GÊNESIS
Sentia a consciência voltando lentamente. Primeiro o sentir das partes do corpo, a respiração. Depois, estranhamente, o olfato. Conseguia distinguir o odor acre doce do preparado de aminoácidos que era usado na reanimação. A audição veio depois. O som das maquinas operando em seu zunido característico, os seus companheiros conversando ao longe. Apenas depois de uma eternidade, a visão começou a voltar. No começo apenas borrões. Depois cada vez mais nítida, até voltar a acuidade natural. O que não passava era a sensação de frio. Mesmo com o líquido onde estava sendo aquecido e depois com a manta térmica com que lhe cobriram, a sensação de frio continuava. Suas experiências anteriores lhe diziam que ela ia continuar por alguns dias.

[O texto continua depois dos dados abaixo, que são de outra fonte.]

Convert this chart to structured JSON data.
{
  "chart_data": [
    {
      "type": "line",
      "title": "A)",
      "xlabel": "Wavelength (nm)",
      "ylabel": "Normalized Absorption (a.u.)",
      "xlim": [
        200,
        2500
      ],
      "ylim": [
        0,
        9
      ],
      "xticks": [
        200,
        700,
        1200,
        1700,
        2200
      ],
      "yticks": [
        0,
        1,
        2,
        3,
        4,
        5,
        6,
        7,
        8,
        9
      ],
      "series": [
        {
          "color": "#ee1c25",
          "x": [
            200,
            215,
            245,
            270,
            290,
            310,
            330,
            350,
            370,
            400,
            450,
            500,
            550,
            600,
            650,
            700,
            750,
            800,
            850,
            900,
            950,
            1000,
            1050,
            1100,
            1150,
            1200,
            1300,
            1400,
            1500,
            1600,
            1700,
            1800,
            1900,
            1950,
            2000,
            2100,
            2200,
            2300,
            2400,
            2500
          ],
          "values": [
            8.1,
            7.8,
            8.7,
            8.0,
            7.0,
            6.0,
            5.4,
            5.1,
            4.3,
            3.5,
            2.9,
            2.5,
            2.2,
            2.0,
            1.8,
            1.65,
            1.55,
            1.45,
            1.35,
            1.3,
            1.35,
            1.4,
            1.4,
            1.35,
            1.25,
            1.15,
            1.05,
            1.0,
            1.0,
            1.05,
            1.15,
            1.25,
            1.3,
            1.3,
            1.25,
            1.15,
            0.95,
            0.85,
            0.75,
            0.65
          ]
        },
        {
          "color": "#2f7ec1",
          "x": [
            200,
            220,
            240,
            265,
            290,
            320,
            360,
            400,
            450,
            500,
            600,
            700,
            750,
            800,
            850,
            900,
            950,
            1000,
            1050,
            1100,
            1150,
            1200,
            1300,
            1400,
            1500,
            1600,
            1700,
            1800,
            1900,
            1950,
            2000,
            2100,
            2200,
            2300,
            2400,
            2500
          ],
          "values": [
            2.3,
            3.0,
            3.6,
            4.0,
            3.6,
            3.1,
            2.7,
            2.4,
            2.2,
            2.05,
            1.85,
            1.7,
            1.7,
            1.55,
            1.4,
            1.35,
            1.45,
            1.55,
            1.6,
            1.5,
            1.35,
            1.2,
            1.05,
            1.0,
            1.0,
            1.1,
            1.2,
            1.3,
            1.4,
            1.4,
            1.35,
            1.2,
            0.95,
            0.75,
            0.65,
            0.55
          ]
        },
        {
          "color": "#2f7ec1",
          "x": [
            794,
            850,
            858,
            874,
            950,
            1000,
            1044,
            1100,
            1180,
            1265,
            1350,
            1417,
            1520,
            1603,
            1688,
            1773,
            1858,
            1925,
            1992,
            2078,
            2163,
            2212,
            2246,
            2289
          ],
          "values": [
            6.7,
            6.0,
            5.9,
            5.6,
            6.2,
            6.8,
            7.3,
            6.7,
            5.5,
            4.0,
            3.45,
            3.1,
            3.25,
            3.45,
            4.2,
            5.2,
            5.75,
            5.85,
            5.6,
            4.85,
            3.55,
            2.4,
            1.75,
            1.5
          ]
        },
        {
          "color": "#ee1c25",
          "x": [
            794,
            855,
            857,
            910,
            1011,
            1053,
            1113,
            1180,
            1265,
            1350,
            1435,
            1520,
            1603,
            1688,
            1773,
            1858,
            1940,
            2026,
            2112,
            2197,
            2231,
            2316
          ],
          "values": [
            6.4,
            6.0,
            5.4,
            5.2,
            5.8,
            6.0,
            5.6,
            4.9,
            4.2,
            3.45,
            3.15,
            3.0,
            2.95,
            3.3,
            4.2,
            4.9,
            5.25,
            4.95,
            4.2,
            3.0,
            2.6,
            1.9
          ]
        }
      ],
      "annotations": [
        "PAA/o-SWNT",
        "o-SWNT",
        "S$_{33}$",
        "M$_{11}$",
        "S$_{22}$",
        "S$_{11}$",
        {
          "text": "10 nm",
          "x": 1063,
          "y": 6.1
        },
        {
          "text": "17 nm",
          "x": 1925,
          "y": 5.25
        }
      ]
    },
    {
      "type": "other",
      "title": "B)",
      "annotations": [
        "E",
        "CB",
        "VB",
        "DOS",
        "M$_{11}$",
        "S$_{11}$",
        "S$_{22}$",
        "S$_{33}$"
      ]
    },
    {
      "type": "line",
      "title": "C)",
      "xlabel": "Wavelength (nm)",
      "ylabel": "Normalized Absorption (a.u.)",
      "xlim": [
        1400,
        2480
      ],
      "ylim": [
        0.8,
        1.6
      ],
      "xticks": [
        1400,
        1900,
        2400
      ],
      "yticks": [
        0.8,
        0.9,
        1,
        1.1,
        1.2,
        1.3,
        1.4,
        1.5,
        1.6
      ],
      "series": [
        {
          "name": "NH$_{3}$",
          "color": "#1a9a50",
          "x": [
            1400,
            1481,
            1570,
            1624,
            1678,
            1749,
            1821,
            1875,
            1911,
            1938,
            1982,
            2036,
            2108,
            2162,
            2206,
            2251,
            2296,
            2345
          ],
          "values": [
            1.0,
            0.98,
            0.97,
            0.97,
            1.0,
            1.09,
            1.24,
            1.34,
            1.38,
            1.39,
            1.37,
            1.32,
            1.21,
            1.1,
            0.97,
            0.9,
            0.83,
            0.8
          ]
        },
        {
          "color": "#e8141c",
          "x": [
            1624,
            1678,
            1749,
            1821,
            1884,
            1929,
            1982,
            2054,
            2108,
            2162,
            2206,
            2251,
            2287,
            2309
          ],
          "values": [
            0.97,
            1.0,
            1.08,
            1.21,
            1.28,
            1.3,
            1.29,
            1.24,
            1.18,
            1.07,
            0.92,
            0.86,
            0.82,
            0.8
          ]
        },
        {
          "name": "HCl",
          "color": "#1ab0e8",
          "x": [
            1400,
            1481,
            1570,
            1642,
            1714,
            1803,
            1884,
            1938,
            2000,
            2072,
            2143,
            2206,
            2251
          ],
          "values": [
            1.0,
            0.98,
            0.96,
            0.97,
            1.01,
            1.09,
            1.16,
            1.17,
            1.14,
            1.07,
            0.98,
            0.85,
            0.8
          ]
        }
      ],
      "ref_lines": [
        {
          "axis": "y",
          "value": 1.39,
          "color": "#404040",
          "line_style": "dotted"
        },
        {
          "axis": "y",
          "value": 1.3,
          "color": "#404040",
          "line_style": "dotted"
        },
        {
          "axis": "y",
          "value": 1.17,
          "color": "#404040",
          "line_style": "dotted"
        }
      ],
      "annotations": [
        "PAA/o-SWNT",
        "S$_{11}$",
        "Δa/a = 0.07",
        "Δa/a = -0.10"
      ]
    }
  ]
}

Estavam há vinte anos de seu objetivo. Um sistema estelar com um planeta capaz de abrigar vida humana. O primeiro a ser atingido pela Gênesis. Mas não o último. Aquela era a maior espaçonave já construída. Projetada para navegar por milhares e milhares de anos, buscando planetas onde o Homem pudesse criar uma nova história para si mesmo. Estava encarregado de estudar este mundo desde o Sistema Solar. Enormes telescópios e sensores no espaço já mostravam que o planeta para onde ia era muito promissor. Especialista em botânica e bioengenharia, continuou observando-o durante os primeiros quarenta primeiros anos da viagem, quando então foi colocado em animação suspensa. E assim ficou por trezentos anos. A Gênesis continuava sua viagem guiada por seus poderosíssimos computadores. Na verdade eles faziam praticamente todo o trabalho. Era como se os humanos fossem apenas sua carga. E assim era toda a vida no Sistema Solar.
Não foi apenas ele a ser reanimado. Toda a equipe destinada aquela colonização também. Além disso havia na nave uma equipe permanente de navegação. Além dos embriões que eram desenvolvidos nas incubadoras para formarem novas equipes de navegação e colonização. Voltou o mais rápido que conseguiu para o estudo do seu destino. Duas vezes o tamanho da Terra com 1,4 de sua gravidade. Os dias tinham a duração de 76 horas e os anos de 2,4 anos terrestres. A temperatura ficava entre -30ºC e 50ºC. A maior parte da superfície ficava entre 0ºC e 25ºC. Coberta por água líquida em 60% da sua área e em 20% por água congelada. Sobrava 20% de terra. A atmosfera era composta de 70% de nitrogênio, 25% de oxigênio, 2% de vapor d'água, 1% de gás carbônico. Havia grande área coberta com vegetação capaz de fotossíntese, mas sem evidências de vida animal ou de plantas capazes de gerar flores ou frutos. Tudo muito promissor.
A naveta se desligou da Gênesis como o programado. Levaria 15 anos para chegar até o planeta e depois ficariam 5 anos em órbita para estudá-lo mais detalhadamente. A enorme nave principal iria orbitar a estrela do sistema,usando sua força gravitacional como catapulta e ganhando impulso para seu novo destino. Enquanto via a gigantesca espaçonave se distanciar, ficou pensando em sua missão. Seria um dos primeiros a começar a colonização. Sem nenhum equipamento de proteção. Se houver algum patógeno letal ali, será ele o primeiro a sofrer seu ataque. Terá filhos da forma antiga para que se possa estudar como a concepção se dará no novo ambiente. Plantará e cuidará de inúmeras plantas sem saber qual conseguirá se adaptar. E, se tudo der certo, depois de insetos e animais. Quando morrer será dissecado para que se possa estudar os efeitos do planeta no organismo humano. Nenhuma lembrança restará deste sacrifício. Quando tudo estiver encaminhado serão lançados seres humanos sem lembrança da sua origem, como os antigos homens das cavernas. A naveta continuará circulando o planeta fora do alcance do olhar sem instrumentos, cuidando dessa nova humanidade. Depois de alguns milênios irá se instalar em algum lugar inóspito do planeta, mandando agentes e exploradores por esse novo mundo. Deuses astronautas. Ali poderão nascer novas Grecias, novas Romas, novos Egitos, novas Chinas, ou civilizações totalmente novas. E ele, anonimamente, ajudará a criar tudo isso.